I used to be an event. I know I’m dating myself…but it’s true.
It used to be a big deal when I showed-up to do a shoot. Didn’t matter who it was, I was coming to take their photo and preparations had to be made. Time had to be set aside. This was going take a little-while.
It would also take several trips. Cameras, film, a case or two of lighting gear, all kinds of stuff. And there was no, “We were going to have Tommy down the hall take the shot…he’s got a camera,” because “Tommy Down the Hall” didn’t have a clue what half the stuff I just dragged in even was. I had stuff no one there had ever seen. I had large format cameras and lenses and Polaroid backs, all in brushed aluminum, combination locked Pelican cases that made me look like freakin’ James Bond.

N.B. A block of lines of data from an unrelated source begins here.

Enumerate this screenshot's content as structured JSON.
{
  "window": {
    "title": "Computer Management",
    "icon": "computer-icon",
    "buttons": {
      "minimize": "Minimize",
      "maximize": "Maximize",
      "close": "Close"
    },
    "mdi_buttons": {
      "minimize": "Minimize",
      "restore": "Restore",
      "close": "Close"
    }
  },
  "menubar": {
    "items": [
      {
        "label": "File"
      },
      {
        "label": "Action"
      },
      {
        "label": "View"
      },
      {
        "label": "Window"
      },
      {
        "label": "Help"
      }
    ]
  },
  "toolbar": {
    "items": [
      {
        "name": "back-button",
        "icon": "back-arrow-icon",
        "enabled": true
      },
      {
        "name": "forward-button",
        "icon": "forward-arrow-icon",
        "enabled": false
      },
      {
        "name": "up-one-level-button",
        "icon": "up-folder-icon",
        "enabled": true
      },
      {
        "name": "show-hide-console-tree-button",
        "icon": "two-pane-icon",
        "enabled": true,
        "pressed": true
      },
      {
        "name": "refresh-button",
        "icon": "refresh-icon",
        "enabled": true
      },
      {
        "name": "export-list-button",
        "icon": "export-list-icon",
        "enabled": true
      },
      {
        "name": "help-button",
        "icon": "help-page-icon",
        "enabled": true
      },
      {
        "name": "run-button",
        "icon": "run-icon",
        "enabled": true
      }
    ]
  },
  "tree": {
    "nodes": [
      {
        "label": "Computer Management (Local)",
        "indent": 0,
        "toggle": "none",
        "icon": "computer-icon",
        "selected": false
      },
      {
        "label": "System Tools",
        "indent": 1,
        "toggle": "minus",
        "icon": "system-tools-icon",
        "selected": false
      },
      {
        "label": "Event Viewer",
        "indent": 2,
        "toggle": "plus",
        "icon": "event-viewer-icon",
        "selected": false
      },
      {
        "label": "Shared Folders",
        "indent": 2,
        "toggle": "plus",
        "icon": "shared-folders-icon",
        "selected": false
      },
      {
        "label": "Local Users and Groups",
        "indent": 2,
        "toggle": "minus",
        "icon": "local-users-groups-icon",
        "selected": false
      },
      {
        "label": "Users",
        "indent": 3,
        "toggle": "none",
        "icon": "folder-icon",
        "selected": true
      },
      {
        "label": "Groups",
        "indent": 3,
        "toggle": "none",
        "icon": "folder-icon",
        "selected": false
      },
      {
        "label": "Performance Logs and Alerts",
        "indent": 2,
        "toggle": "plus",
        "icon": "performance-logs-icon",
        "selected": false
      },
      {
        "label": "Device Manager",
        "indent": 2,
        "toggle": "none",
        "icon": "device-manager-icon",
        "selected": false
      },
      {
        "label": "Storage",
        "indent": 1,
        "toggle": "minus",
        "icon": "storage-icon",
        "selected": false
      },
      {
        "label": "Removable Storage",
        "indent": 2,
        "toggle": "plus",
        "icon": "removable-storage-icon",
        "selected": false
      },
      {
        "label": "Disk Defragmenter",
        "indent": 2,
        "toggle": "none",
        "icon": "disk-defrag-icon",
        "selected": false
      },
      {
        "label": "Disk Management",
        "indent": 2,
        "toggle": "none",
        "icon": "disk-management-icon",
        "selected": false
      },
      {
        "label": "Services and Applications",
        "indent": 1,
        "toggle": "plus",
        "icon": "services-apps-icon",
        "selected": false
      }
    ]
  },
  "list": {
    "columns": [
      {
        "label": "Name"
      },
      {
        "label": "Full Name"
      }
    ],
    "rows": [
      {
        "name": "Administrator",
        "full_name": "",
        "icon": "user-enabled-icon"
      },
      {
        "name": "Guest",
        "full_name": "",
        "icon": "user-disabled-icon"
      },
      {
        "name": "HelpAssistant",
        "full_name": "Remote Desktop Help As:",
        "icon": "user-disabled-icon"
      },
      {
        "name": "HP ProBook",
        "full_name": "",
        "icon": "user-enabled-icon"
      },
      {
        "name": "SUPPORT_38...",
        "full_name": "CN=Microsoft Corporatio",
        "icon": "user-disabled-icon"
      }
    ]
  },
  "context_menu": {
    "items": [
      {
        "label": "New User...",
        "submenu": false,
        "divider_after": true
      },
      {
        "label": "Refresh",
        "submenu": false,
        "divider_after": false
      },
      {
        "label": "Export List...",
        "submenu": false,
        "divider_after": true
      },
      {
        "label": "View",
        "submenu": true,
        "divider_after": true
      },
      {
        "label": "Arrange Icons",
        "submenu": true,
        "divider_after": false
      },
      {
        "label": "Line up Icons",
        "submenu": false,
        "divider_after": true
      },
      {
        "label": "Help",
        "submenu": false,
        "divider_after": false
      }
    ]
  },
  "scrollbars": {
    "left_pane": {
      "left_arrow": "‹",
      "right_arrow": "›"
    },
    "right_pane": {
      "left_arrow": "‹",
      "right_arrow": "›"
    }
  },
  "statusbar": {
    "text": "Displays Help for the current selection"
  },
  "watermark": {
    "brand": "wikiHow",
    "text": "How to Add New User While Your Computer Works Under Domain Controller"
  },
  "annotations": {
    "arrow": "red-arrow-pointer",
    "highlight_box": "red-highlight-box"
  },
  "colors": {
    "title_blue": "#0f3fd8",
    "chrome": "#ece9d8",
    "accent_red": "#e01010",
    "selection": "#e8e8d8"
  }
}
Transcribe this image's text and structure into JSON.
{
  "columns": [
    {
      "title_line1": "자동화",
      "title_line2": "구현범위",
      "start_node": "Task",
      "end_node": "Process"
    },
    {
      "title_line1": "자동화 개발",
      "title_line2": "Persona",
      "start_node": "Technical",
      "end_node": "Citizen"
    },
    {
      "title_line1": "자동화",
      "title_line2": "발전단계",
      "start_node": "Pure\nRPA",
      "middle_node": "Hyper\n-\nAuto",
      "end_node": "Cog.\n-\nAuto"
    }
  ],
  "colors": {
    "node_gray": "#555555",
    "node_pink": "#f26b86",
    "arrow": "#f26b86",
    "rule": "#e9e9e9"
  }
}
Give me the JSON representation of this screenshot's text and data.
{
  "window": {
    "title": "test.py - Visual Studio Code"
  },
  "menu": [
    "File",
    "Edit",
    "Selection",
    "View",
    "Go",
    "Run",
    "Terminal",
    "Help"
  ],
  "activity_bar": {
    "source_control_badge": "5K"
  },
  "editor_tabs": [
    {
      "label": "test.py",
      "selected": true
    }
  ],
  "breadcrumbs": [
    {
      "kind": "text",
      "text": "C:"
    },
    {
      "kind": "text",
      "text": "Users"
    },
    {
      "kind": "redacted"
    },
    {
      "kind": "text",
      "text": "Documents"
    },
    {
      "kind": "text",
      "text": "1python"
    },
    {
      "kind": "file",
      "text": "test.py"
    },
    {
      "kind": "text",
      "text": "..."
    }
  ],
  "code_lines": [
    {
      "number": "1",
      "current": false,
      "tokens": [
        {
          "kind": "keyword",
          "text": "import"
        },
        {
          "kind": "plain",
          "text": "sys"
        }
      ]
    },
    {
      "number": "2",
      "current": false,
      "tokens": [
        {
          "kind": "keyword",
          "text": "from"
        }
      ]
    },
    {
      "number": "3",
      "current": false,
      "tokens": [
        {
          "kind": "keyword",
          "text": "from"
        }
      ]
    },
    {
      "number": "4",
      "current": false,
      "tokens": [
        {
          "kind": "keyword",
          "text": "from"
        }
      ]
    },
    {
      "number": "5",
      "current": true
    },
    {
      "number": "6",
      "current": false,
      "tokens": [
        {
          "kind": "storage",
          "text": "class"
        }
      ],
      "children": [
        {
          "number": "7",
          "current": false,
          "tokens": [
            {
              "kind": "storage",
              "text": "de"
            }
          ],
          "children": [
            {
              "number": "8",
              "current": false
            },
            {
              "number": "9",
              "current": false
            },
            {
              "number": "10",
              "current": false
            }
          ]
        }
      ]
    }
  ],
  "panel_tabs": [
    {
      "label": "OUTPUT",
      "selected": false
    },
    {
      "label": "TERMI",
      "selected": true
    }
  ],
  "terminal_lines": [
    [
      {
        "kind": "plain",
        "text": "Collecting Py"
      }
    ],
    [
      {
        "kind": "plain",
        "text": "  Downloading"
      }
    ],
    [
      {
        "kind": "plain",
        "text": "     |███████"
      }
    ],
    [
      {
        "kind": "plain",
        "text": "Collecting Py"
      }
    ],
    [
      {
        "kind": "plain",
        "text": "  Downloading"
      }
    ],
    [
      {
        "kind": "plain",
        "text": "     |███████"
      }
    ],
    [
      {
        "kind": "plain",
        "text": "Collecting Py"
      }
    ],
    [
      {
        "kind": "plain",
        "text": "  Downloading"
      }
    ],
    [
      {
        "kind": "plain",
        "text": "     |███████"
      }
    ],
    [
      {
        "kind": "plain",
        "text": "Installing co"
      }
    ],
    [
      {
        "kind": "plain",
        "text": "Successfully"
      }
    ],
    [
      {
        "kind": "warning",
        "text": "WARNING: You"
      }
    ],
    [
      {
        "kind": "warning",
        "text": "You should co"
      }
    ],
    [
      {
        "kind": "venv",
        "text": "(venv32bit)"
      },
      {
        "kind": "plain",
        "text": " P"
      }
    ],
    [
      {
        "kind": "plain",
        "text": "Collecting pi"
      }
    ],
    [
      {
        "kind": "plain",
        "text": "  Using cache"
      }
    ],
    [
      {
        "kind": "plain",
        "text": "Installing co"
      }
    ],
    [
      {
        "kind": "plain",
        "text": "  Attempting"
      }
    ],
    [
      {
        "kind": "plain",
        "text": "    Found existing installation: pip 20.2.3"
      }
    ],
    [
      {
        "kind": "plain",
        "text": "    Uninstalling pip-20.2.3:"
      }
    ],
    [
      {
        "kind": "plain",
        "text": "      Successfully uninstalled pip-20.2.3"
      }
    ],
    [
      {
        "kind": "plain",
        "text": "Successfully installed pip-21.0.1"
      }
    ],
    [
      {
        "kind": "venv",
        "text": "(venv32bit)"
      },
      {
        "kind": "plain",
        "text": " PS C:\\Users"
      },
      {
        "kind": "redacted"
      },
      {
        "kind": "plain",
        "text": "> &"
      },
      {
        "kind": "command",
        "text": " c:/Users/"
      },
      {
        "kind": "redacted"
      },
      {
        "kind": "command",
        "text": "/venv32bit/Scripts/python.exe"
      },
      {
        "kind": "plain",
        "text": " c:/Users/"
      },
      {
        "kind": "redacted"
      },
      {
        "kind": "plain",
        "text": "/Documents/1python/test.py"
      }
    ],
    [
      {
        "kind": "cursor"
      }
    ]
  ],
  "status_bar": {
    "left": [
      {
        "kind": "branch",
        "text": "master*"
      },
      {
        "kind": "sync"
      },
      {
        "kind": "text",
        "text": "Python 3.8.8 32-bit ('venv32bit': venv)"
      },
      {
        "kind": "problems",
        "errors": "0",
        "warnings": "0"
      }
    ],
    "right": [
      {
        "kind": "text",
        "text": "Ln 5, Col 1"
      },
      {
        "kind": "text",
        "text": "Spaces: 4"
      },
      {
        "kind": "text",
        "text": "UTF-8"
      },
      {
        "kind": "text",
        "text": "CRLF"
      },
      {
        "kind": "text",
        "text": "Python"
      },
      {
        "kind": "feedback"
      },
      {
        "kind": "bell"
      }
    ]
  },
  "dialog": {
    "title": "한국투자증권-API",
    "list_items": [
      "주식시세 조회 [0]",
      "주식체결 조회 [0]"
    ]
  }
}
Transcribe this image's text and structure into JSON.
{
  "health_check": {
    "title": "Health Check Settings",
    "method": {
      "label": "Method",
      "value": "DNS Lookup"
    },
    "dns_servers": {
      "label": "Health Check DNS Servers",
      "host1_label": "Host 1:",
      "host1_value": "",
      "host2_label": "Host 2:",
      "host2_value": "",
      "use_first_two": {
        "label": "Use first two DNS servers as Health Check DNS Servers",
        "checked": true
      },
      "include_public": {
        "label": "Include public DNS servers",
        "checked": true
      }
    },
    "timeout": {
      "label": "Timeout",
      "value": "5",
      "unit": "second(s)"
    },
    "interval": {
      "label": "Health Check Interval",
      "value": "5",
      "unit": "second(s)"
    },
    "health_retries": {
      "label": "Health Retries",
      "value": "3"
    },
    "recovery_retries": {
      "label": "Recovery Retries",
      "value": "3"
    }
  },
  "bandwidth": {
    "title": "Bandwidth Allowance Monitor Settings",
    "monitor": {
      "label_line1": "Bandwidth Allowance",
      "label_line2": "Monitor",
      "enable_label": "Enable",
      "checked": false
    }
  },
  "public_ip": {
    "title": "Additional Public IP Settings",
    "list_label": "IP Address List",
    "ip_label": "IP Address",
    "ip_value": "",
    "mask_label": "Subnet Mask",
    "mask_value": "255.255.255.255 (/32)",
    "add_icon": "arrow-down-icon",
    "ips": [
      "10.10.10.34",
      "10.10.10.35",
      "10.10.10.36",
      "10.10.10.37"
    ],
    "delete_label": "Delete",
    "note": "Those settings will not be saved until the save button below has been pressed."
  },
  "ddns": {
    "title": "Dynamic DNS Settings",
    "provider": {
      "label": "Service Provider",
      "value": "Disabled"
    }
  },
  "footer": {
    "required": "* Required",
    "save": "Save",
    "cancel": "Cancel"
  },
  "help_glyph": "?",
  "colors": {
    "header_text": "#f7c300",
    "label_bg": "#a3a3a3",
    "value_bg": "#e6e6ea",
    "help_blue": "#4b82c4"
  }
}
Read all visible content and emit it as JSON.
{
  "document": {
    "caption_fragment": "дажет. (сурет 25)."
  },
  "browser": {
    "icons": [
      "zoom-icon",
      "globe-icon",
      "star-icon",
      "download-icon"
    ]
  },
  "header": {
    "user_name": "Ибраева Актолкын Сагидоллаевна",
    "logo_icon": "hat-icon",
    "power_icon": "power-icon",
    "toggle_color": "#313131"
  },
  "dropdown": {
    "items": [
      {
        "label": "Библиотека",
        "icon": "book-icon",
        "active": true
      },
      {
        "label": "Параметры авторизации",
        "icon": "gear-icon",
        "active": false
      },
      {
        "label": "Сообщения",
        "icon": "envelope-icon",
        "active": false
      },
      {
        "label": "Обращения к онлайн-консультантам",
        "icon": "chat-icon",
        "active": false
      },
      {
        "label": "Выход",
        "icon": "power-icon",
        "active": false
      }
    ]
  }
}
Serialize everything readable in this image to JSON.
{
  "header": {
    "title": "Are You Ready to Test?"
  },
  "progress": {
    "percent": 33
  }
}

So time was granted. Patience was extended. There was the acknowledgement that something special, something out of the ordinary, was happening.
Fujichrome. Ektachrome, tungsten, fluorescent gels and filters, $500 light meters, two Dynalight packs, four heads…there was no pretense, it was just, “I do this…and you don't, so let's not pretend that what you do with your Instamatic is comparable.”
If I did a Polaroid, everyone in the room would lean in to get a view of it, and more often than not nod approvingly, and say, “I love that smell, it reminds me of Christmas.”
Sadly, it’s not a big deal anymore. Chances are someone in the room has my camera or something better. And they’ll want to talk PhotoShop, or for the love of God…Pixel counts! And they’ll look at the lights and think, “What does he need those for?” People don’t seem to think it’s work to get a good photo anymore. They’ve seen too many ads of the guy in the top row of a football stadium with his Rebel, who clicks and the next thing you see a photo worthy of a Sports Illustrated cover. (As if!) It’s easy now, what’s taking so long?
I have to admit, I miss the exclusivity. I miss the magic-act aspect of it all. I miss holding my over-sized light meter to someone’s face, pushing the button and saying, “He’s dead Jim,” and having people get the joke.
Photography is faster now. In many ways it’s easier, too. It’s certainly cheaper. And I suppose it’s more accessible. But although digital photography at first blush seemed like magic, it really isn’t. It’s kind of dry. It lacks mystery. It lacks romance.
And it certainly doesn’t smell like Christmas.